U.S. employers delivered a stunning burst of hiring to begin 2024, adding 353,000 jobs in January in the latest sign of the economy’s continuing ability to shrug off the highest interest rates in two decades.

A “Help Wanted” sign is displayed at a restaurant in Buffalo Grove, Ill., Thursday, Jan. 18, 2024. On Thursday, Feb. 22, 2024, the Labor Department reports on the number of people who applied for unemployment benefits last week. (AP Photo/Nam Y. Huh)

Last month’s job gain — roughly twice what economists had predicted — topped the December gain of 333,000, a figure that was revised sharply higher. The unemployment rate stayed at 3.7%, and has been below 4% for 24 straight months — two full years — the longest such streak since the 1960s.
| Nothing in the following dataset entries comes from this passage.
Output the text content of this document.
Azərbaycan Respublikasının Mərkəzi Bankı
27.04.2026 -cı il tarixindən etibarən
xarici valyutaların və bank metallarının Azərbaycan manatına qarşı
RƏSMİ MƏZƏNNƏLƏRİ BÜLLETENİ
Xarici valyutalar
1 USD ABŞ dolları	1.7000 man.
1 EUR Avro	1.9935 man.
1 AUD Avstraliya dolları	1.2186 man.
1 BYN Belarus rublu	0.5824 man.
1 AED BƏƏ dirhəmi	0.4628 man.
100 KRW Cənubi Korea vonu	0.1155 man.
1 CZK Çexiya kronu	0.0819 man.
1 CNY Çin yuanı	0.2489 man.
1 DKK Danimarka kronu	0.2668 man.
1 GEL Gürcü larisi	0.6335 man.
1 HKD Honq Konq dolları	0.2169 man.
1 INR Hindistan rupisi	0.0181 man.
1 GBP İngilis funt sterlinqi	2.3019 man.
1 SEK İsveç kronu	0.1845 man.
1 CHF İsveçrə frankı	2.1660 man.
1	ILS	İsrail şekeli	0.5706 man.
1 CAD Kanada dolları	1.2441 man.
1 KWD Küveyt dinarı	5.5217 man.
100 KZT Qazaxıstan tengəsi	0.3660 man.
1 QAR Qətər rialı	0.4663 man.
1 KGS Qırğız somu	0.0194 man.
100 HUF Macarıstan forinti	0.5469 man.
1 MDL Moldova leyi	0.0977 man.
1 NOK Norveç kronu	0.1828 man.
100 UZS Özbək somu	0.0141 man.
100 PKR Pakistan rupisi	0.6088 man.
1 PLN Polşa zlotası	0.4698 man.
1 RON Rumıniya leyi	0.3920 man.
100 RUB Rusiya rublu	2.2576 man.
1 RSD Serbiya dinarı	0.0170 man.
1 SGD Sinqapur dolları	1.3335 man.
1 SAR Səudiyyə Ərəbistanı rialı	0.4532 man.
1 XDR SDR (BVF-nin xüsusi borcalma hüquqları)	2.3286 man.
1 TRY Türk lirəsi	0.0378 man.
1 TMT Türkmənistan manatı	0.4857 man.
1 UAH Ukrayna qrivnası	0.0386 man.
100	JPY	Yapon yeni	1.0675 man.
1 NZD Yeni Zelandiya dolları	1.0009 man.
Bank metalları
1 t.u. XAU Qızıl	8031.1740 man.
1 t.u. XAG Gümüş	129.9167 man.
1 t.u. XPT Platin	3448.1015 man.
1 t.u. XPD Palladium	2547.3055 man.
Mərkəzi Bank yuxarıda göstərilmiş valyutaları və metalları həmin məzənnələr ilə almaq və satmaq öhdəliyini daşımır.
Though layoffs remain at low levels, there has been an uptick in job cuts recently across technology and media. Google parent company Alphabet, eBay, TikTok, Snap and the Los Angeles Times have all recently announced layoffs. Last week, Cisco Systems announced it was cutting 4,000 jobs.

Outside of tech and media, UPS, Macy’s and Levi’s also recently cut jobs.

In total, 1.86 million Americans were collecting jobless benefits during the week that ended Feb. 10, a decrease of 27,000 from the previous week.

Though inflation has eased considerably in the past year, the Labor Department reported last week that consumer prices remain well above the Fed’s 2% target.

The Fed has left rates unchanged at its last four meetings.